The Chinese government on Thursday said it would not undertake dam projects on the Brahmaputra river that would damage India’s interests, amid reports that China was starting construction of a hydropower project on the river.
“China is a responsible country and will not do anything to damage the interests of others,” Foreign Ministry spokesperson Ma Zhaoxu said when asked about China’s plans to build dams on the Brahmaputra, or the Yarlung-Tsangpo as it is known in Tibet. The river flows 1,625 km in Tibet before it enters India.
Project at Zangmu
In March, a 1.14 billion Yuan contract was awarded to the Gezhouba Corporation, one of China’s biggest engineering and construction companies, to build a hydropower project at Zangmu in Tibet, along the Yarlung-Tsangpo. Initial work is expected to commence soon, and the project will be completed by December 2015, officials said.
Experts say run of the river hydropower projects such as the one at Zangmu, which do not involve substantial diversion of a river’s waters, will not significantly impact areas in India downstream.

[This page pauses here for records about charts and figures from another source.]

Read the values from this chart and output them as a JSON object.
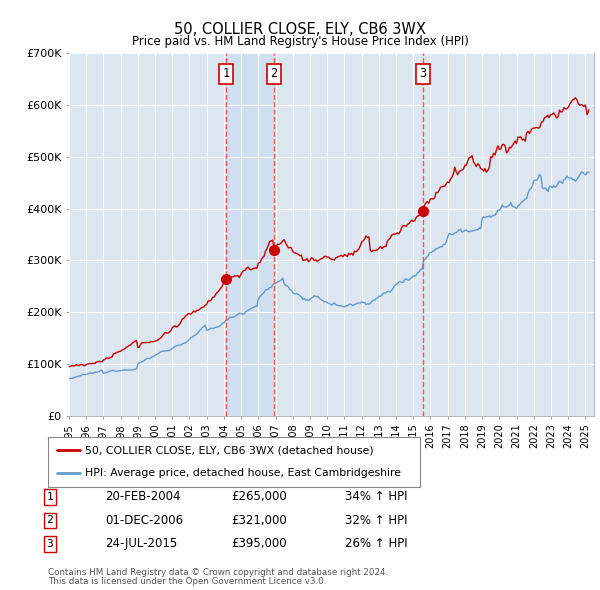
{
  "title": "50, COLLIER CLOSE, ELY, CB6 3WX",
  "subtitle": "Price paid vs. HM Land Registry's House Price Index (HPI)",
  "legend_line1": "50, COLLIER CLOSE, ELY, CB6 3WX (detached house)",
  "legend_line2": "HPI: Average price, detached house, East Cambridgeshire",
  "footer1": "Contains HM Land Registry data © Crown copyright and database right 2024.",
  "footer2": "This data is licensed under the Open Government Licence v3.0.",
  "transactions": [
    {
      "num": 1,
      "date": "20-FEB-2004",
      "price": 265000,
      "hpi_change": "34% ↑ HPI",
      "year": 2004.13
    },
    {
      "num": 2,
      "date": "01-DEC-2006",
      "price": 321000,
      "hpi_change": "32% ↑ HPI",
      "year": 2006.92
    },
    {
      "num": 3,
      "date": "24-JUL-2015",
      "price": 395000,
      "hpi_change": "26% ↑ HPI",
      "year": 2015.56
    }
  ],
  "hpi_color": "#6699cc",
  "price_color": "#cc0000",
  "vline_color": "#ff4444",
  "shade_color": "#ccddf0",
  "background_color": "#dce6f1",
  "ylim": [
    0,
    700000
  ],
  "yticks": [
    0,
    100000,
    200000,
    300000,
    400000,
    500000,
    600000,
    700000
  ],
  "ytick_labels": [
    "£0",
    "£100K",
    "£200K",
    "£300K",
    "£400K",
    "£500K",
    "£600K",
    "£700K"
  ],
  "xmin": 1995.0,
  "xmax": 2025.5
}
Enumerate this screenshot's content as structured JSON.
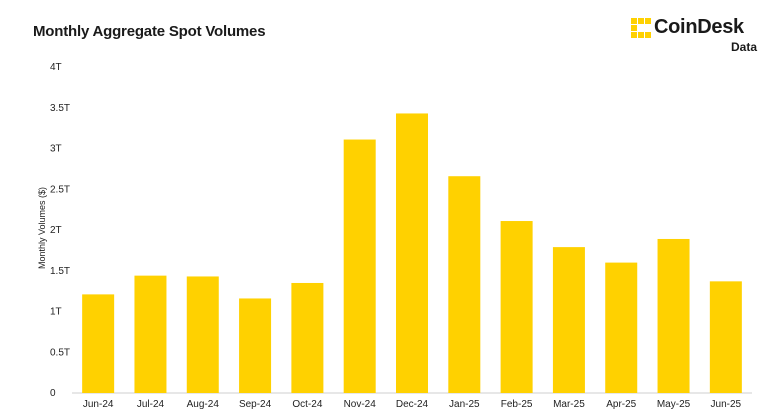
{
  "title": "Monthly Aggregate Spot Volumes",
  "logo": {
    "name": "CoinDesk",
    "sub": "Data",
    "icon": "coindesk-mark-icon",
    "color": "#FFD100"
  },
  "chart_data": {
    "type": "bar",
    "title": "Monthly Aggregate Spot Volumes",
    "xlabel": "",
    "ylabel": "Monthly Volumes ($)",
    "categories": [
      "Jun-24",
      "Jul-24",
      "Aug-24",
      "Sep-24",
      "Oct-24",
      "Nov-24",
      "Dec-24",
      "Jan-25",
      "Feb-25",
      "Mar-25",
      "Apr-25",
      "May-25",
      "Jun-25"
    ],
    "values": [
      1.21,
      1.44,
      1.43,
      1.16,
      1.35,
      3.11,
      3.43,
      2.66,
      2.11,
      1.79,
      1.6,
      1.89,
      1.37
    ],
    "unit": "T",
    "ylim": [
      0,
      4
    ],
    "yticks": [
      0,
      0.5,
      1,
      1.5,
      2,
      2.5,
      3,
      3.5,
      4
    ],
    "ytick_labels": [
      "0",
      "0.5T",
      "1T",
      "1.5T",
      "2T",
      "2.5T",
      "3T",
      "3.5T",
      "4T"
    ],
    "bar_color": "#FFD100",
    "grid": false,
    "legend": "none"
  }
}
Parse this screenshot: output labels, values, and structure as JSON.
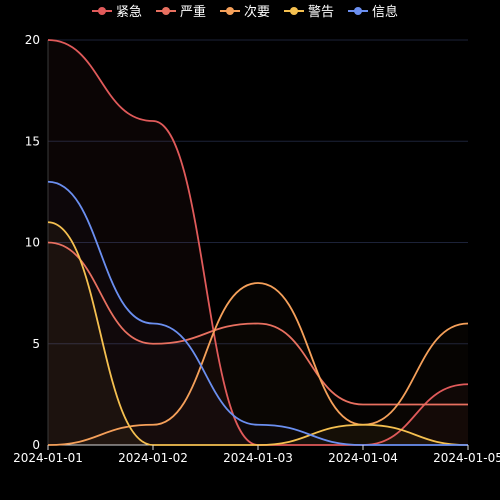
{
  "chart_data": {
    "type": "line",
    "x": [
      "2024-01-01",
      "2024-01-02",
      "2024-01-03",
      "2024-01-04",
      "2024-01-05"
    ],
    "ylim": [
      0,
      20
    ],
    "yticks": [
      0,
      5,
      10,
      15,
      20
    ],
    "grid": true,
    "legend_position": "top",
    "series": [
      {
        "name": "紧急",
        "color": "#e05a5a",
        "values": [
          20,
          16,
          0,
          0,
          3
        ],
        "fill": true
      },
      {
        "name": "严重",
        "color": "#e87060",
        "values": [
          10,
          5,
          6,
          2,
          2
        ],
        "fill": false
      },
      {
        "name": "次要",
        "color": "#f5a05a",
        "values": [
          0,
          1,
          8,
          1,
          6
        ],
        "fill": false
      },
      {
        "name": "警告",
        "color": "#f5c050",
        "values": [
          11,
          0,
          0,
          1,
          0
        ],
        "fill": true
      },
      {
        "name": "信息",
        "color": "#6b8ff0",
        "values": [
          13,
          6,
          1,
          0,
          0
        ],
        "fill": false
      }
    ]
  }
}
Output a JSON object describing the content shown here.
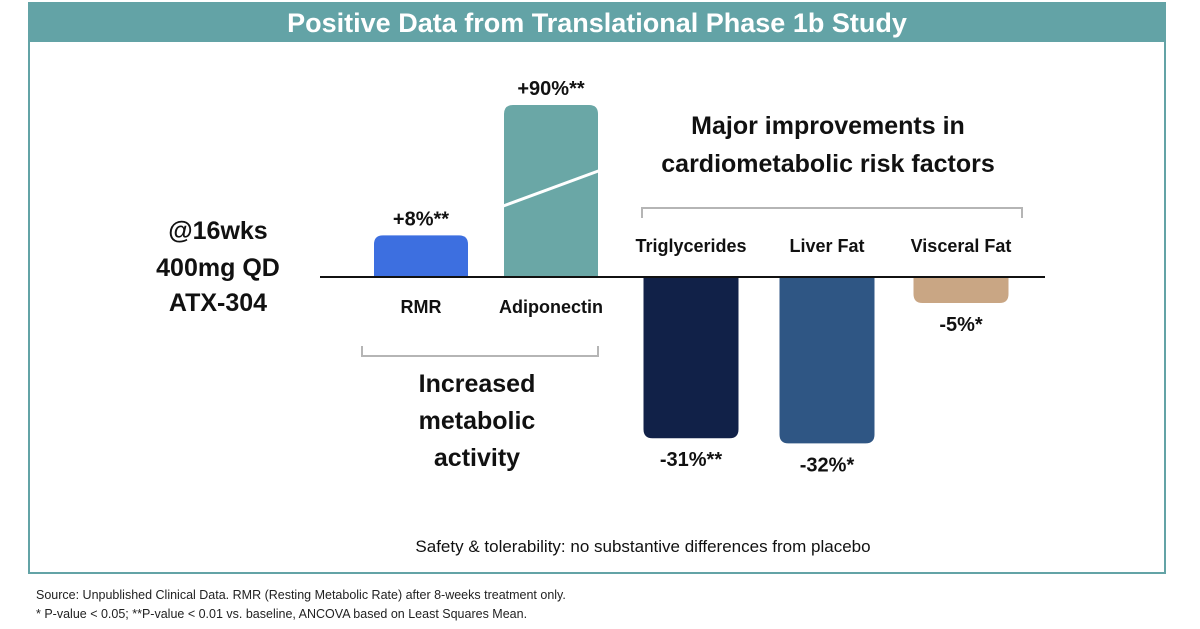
{
  "chart_data": {
    "type": "bar",
    "title": "Positive Data from Translational Phase 1b Study",
    "baseline": 0,
    "side_label": [
      "@16wks",
      "400mg QD",
      "ATX-304"
    ],
    "groups": [
      {
        "label_lines": [
          "Increased",
          "metabolic",
          "activity"
        ],
        "categories": [
          "RMR",
          "Adiponectin"
        ],
        "values": [
          8,
          90
        ],
        "value_labels": [
          "+8%**",
          "+90%**"
        ],
        "colors": [
          "#3d6fe0",
          "#6aa7a6"
        ],
        "axis_break": [
          false,
          true
        ]
      },
      {
        "label_lines": [
          "Major improvements in",
          "cardiometabolic risk factors"
        ],
        "categories": [
          "Triglycerides",
          "Liver Fat",
          "Visceral Fat"
        ],
        "values": [
          -31,
          -32,
          -5
        ],
        "value_labels": [
          "-31%**",
          "-32%*",
          "-5%*"
        ],
        "colors": [
          "#112148",
          "#2f5684",
          "#c9a684"
        ]
      }
    ],
    "safety_note": "Safety & tolerability: no substantive differences from placebo"
  },
  "footnotes": {
    "line1": "Source: Unpublished Clinical Data. RMR (Resting Metabolic Rate) after 8-weeks treatment only.",
    "line2": "* P-value < 0.05; **P-value < 0.01 vs. baseline, ANCOVA based on Least Squares Mean."
  }
}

“The point where they were making a dam is 1,100 kilometres away from our boundary. It’s a small dam and no reservoir as such. They already have such 15 dams there which they are using for local purposes,” Water Resources Minister P.K Bansal said on Thursday in New Delhi, PTI reported.
He said while run of the river projects were China’s right to pursue, India’s concern was there should not be diversion in existing flow exceeding 79 BCM (billion cubic metres). “There is no evidence of any such diversion so far,” Mr. Bansal said.
China has also announced plans to build a dam on the “great bend” of the Brahmaputra, further down the river from Zangmu, where the river changes direction and begins its flow into India.
This plan involves substantial diversion of the river’s waters, and is part of Beijing’s $62 billion “South to North Water Diversion” project which envisages diverting waters from the Brahmaputra to the drought-affected northern areas of the country.
The plan has been grounded in delays as a result of soaring costs, and is more than five years behind schedule. Work has not started on the project, and feasibility studies have not yet been completed.
Prime Minister Manmohan Singh first raised India’s concerns about this project when he met Chinese President Hu Jintao here last year. He also raised the issue when he met Chinese Premier Wen Jiabao in Thailand last month. China has assured India that it will not begin work on any diversion project without first notifying New Delhi through the joint working group mechanism the two countries have set up to discuss water-sharing issues.